Police Chief Heath Mitchell, who headed up the one-man force for three years, is no longer employed by Nelson after the City Council accepted his resignation Monday night, said City Manager Brandy Edwards.
Edwards said Mitchell “had been looking for another job,” though she wasn’t aware of what job he’d found. Mitchell could not be reached for comment Wednesday.
Now that the city of about 1,400 residents straddling the Cherokee-Pickens line has no police force, Edwards said the Cherokee County and Pickens County sheriff’s offices are picking up the slack.
But that isn’t exactly a new way of doing things for Nelson.
For years, the Nelson Police Department has received support from the sheriff’s offices when the police chief wasn’t working part of his 40-hour weekly shift.
Considering that, acting Mayor Jonathan Bishop said the situation in Nelson is pretty normal.

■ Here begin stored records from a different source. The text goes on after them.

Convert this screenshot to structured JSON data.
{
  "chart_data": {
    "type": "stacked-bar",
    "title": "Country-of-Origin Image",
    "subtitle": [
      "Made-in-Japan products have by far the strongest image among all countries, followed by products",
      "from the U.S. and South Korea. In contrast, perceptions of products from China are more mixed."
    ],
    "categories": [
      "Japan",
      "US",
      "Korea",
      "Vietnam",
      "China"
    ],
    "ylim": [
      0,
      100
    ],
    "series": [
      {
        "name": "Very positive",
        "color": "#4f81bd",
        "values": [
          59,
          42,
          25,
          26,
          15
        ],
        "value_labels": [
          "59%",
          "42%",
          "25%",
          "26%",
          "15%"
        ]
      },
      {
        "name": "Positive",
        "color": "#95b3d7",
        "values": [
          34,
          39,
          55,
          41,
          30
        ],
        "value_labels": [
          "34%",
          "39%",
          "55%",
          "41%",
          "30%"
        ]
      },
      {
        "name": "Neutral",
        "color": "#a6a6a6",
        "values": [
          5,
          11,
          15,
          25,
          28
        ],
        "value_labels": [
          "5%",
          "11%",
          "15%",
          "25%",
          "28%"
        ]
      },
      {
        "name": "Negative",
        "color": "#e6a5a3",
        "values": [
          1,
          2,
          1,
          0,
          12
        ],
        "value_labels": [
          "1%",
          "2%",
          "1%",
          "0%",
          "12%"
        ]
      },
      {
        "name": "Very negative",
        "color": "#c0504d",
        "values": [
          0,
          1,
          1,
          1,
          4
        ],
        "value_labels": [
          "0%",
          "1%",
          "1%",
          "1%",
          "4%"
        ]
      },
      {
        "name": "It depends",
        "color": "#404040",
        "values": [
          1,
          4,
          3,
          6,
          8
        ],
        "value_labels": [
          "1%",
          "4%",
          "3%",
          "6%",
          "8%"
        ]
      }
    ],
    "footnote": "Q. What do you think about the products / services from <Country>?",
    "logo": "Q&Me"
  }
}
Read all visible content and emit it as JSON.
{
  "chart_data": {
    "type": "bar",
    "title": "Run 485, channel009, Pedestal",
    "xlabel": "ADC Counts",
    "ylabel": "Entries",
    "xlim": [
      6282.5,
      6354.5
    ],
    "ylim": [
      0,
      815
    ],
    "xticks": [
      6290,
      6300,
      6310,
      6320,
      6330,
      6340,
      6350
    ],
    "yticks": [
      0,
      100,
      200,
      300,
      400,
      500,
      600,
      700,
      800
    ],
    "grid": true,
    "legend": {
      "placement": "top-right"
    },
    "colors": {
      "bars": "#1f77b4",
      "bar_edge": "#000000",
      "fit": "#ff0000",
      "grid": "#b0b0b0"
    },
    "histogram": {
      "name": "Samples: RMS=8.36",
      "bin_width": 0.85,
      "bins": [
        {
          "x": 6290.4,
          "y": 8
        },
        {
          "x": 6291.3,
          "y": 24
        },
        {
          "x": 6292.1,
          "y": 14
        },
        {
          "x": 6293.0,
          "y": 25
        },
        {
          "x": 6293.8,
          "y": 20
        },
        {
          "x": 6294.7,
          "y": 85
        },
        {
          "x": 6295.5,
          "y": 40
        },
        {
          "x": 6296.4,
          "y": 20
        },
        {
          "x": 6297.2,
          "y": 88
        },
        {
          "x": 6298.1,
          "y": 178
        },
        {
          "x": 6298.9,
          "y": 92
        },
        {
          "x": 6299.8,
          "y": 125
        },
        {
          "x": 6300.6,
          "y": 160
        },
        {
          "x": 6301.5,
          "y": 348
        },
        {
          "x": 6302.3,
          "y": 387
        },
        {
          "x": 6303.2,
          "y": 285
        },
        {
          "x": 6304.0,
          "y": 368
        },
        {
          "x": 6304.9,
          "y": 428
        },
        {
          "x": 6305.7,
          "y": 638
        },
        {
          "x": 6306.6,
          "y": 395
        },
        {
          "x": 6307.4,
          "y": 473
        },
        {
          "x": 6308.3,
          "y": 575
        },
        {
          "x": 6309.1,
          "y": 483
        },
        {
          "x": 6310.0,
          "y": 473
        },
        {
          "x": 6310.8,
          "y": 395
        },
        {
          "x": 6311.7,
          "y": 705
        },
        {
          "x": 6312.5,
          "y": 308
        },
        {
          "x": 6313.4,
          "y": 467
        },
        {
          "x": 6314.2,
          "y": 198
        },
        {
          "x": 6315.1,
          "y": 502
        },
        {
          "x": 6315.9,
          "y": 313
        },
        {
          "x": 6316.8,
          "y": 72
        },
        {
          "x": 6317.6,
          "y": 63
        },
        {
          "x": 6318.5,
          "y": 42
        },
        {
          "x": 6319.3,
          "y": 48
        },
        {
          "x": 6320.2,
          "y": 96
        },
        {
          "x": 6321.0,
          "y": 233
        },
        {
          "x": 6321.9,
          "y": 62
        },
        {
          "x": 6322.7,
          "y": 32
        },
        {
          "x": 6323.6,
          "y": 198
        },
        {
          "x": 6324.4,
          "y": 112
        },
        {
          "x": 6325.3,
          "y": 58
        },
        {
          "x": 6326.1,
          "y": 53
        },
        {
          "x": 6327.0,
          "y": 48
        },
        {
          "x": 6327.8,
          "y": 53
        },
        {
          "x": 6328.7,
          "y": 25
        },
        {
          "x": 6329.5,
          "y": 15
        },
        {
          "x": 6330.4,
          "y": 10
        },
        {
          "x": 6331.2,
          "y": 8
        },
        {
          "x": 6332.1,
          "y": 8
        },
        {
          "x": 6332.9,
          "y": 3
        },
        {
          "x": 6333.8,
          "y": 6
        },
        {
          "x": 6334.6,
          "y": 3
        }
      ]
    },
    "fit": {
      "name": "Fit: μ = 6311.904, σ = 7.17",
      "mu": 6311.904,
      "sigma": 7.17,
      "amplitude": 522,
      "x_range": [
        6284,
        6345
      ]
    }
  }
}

“It would just be like if he were on vacation,” said Bishop, who sits on the City Council and stepped into the mayor’s role in May after Mike Haviland resigned.
Bishop said the City Council still hasn’t had time to figure out how to move forward without Mitchell.
“Right now, we’re looking at what we want to do,” he said. “We haven’t decided. It’s still very much in the rough-draft stage.”
The options before the City Council could be hiring a new full-time chief or bringing in several part-time officers, Bishop said.
Councilman Jackie Jarrett said he would support hiring part-time officers and staggering their shifts so the city would have a police presence at all hours. Jarrett said Mitchell typically worked daytime shifts Monday through Friday, and the city had to rely on the Cherokee and Pickens sheriff’s offices the rest of the time.
“He wasn’t working weekends, and he didn’t work holidays,” Jarrett said. “We definitely need somebody here on holidays and weekends and nights. We’ve gotta offer some kind of protection as far as an officer goes.”
The police chief’s schedule was also cited as a reason by the City Council earlier this year when it passed the Family Protection Ordinance, a law which loosely requires residents to own guns.
Bishop said another option moving forward for Nelson might be simply doing away with the Police Department altogether, which has been suggested more than a few times over the years.
But Bishop said he would be against that option.
“It’s possible, but I don’t foresee it,” he said. “I would like for us to keep it.”